There are many different styles of antique sofas. Some basic types include the following:

  • Canapé: This style of sofa originated in the 1700s. The wood frame is visible and often curved and carved with intricate designs. They are traditionally upholstered in rich fabrics like brocades, velvets, or damasks. They often have padded armrests and carved legs.
  • Camelback: These sofas are distinguished by the shape of the backrest, which slopes on each side and peaks in the center.
  • Tuxedo: This style originated in the 1920s and features a boxy silhouette and panel-like arms as high as the back of the sofa. Another hallmark of the tuxedo sofa is the tufting detail on the backrest.
  • Chesterfield: These sofas are covered in deeply tufted leather and have a hidden upholstered base. They often feature rolled armrests and nailhead trim. They were first built in the 1700s when it is said that the fourth Earl of Chesterfield commissioned one.
  • Fainting Couch: These couches feature backs that rise steeply on one end. They were popular in the 1800s and designed to emulate ancient furniture styles.
  • Chaise Longue: This style originated in France in the 1600s. A chaise longue is styled as an elongated chair and may have a raised back at the end, or sometimes at both ends.
  • Loveseat: This kind of couch seats only two people. It may be designed like a standard couch, so that both people face the same direction. Alternatively, the seats may be arranged in the tête-à-tête style, on an S-curve, so that two people can face each other but with a divider between them.

How are sofas valued?

A sofa’s value is related to its age, materials, maker, rarity, condition, and style.

To find the date of an antique sofa, tags or markings are the first thing to look for. Markings may be present on any part of the furniture, but often on the bottom. They can even be on the fabric. Once you identify the manufacturer of the sofa, you will be able to identify its exact date range. A serial number is also a good way to date an antique sofa. Mass-produced or not, antique sofas will have a serial number.
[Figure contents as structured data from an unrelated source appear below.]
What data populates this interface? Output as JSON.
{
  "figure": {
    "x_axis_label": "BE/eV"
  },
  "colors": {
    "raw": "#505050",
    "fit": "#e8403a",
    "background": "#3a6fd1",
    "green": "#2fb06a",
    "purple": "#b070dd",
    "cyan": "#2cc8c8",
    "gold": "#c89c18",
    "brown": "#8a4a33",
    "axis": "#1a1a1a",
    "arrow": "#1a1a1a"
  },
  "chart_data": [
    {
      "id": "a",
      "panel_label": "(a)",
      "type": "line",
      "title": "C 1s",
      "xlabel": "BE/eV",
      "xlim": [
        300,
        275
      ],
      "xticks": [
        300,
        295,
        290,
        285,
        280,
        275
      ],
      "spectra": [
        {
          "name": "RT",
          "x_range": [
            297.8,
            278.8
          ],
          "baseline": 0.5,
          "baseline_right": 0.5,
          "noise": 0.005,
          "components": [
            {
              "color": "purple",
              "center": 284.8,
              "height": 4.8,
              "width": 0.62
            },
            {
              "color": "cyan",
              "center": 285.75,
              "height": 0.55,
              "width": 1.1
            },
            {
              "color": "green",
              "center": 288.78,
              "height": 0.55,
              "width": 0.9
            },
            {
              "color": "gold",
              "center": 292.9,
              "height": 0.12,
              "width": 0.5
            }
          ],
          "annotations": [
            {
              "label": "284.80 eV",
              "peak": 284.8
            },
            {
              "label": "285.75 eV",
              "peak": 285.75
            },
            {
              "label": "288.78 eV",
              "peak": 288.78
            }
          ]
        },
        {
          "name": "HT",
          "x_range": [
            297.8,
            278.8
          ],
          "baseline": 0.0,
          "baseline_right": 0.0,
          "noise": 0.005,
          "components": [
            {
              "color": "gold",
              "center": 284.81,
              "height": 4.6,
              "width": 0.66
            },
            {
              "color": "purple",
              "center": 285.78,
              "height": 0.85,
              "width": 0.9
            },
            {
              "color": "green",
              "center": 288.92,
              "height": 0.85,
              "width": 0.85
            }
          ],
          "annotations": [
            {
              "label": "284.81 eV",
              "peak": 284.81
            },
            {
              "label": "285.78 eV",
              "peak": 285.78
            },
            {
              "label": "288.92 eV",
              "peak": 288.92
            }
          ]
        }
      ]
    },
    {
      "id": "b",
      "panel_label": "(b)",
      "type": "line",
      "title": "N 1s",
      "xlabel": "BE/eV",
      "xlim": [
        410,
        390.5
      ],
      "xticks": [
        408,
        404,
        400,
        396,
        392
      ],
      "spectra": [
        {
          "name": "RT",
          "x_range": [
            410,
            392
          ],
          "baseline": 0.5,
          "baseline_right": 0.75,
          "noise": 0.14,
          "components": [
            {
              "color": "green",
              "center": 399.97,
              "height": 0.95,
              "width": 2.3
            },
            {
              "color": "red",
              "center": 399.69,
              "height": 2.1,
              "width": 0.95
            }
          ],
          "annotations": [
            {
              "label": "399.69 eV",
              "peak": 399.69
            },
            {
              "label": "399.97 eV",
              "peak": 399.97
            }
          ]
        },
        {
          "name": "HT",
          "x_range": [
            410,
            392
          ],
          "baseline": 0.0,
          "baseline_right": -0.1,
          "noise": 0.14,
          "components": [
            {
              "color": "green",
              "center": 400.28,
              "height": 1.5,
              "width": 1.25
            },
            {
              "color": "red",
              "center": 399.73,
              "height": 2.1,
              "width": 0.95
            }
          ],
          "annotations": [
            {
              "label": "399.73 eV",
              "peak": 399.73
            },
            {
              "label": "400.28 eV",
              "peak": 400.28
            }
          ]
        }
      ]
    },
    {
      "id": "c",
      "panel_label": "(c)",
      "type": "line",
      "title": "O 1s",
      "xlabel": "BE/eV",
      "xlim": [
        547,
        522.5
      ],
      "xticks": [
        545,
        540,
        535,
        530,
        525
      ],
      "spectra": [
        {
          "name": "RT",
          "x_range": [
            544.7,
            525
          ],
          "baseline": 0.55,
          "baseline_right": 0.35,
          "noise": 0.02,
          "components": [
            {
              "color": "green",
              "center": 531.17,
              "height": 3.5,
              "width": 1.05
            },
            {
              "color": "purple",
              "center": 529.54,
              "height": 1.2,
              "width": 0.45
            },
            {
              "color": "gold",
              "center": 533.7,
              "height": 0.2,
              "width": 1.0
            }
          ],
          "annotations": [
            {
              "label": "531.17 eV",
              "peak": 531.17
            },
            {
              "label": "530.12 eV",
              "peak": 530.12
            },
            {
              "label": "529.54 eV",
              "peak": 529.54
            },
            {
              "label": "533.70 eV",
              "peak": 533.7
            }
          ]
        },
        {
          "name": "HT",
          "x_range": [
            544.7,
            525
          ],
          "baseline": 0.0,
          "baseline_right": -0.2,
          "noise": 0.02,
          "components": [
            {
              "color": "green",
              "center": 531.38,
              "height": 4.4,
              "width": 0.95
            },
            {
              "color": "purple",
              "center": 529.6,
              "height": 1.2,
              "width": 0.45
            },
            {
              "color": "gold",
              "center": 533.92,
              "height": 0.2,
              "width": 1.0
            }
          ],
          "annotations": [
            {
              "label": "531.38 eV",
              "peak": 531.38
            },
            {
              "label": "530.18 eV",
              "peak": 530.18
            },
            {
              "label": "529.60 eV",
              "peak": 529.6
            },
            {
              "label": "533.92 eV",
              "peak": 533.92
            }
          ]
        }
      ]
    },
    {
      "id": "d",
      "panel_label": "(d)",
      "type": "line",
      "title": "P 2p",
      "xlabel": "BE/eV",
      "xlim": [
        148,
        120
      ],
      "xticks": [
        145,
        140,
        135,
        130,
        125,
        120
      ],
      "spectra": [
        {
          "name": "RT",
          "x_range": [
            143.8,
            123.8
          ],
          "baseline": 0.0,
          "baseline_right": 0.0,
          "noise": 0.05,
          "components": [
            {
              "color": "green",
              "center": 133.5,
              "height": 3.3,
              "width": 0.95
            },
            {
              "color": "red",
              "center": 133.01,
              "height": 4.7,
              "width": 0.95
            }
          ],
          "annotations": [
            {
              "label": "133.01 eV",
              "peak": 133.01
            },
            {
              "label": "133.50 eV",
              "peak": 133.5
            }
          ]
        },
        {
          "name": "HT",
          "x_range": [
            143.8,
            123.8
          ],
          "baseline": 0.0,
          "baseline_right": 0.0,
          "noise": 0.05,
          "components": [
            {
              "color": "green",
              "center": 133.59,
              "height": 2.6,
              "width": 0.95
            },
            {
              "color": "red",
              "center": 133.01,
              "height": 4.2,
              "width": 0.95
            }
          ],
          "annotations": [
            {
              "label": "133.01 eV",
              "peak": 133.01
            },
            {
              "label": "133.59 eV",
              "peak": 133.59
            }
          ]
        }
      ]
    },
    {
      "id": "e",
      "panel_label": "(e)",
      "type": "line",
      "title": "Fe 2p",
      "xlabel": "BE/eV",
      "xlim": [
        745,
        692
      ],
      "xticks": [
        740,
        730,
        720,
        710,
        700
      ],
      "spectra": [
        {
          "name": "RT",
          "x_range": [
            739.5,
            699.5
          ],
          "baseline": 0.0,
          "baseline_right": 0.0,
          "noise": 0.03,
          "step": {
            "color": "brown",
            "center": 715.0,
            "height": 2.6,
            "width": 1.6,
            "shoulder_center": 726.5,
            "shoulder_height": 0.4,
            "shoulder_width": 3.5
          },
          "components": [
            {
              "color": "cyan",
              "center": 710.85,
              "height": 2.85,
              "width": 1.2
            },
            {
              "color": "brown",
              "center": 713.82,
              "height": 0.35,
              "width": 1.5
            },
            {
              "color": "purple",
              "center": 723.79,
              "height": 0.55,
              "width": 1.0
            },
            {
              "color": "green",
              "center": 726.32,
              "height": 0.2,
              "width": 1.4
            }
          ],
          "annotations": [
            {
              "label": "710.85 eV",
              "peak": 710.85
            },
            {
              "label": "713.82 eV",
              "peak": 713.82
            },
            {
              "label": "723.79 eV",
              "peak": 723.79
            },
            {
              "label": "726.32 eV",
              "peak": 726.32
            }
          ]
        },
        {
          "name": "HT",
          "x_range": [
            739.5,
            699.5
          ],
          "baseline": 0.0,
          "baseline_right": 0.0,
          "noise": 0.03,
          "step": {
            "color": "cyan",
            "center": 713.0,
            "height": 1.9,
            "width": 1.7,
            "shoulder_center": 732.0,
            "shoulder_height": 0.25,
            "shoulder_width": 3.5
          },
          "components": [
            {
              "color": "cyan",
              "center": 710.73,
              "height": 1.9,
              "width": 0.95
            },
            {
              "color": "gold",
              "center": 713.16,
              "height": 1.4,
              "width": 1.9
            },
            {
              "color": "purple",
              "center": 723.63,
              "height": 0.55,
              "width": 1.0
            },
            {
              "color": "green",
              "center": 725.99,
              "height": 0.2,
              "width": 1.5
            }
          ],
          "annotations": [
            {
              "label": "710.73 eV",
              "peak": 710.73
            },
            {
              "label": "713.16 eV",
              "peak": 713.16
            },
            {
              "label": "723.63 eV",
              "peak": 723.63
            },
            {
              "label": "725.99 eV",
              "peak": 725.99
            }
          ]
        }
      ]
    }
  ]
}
Just like the markings, the serial number will enable you to accurately date the furniture.

The upholstery material used on your antique sofa is directly correlated to its quality, longevity, aesthetic, and comfort. Some common materials used for antique sofas are leather, velvet, silk, wool, cotton, and chenille. Aside from the cover, the filling material on a sofa is also critical during appraisal as it helps to determine comfort.

The manufacturer of the sofa may also determine a higher price. Sofas made by these well-known furniture makers are rare and tend to fetch good prices at auction: Herman Miller, Thomas Chippendale, Matthias Lock, Henry Copland, Thomas Sheraton, John Linnell, and William Kent.

Condition is important for value. Ideally, the sofa should not have any missing parts such as legs or arms. In addition, it should not have broken embellishments or stained fabric. You should be extra careful when doing any refinishing work on your sofa. An important factor to look for when appraising a sofa is the finish. A close look can give clues about whether a finish is original or whether the previous owner has had the piece refurbished.

Different styles will also indicate different periods. There are, however, many sofas that are reproductions of older classic designs, so it is important to look for details indicating the authenticity of a piece.

Which sofas are the most expensive?

Generally, the most highly-valued sofas are pieces that have been kept in good condition and those made by famous manufacturers.

Some of the most expensive sofas sold at auction have been original pieces by famous manufacturers. Chippendale sofas from the 1600s are generally priced from $5000 and up. A 1960s Eames sofa by Herman Miller can go for thousands.

Sofas with famous previous owners are rare and valuable as well. A couch previously owned by Winston Churchill, although in poor condition, fetched £7,500 in 2009.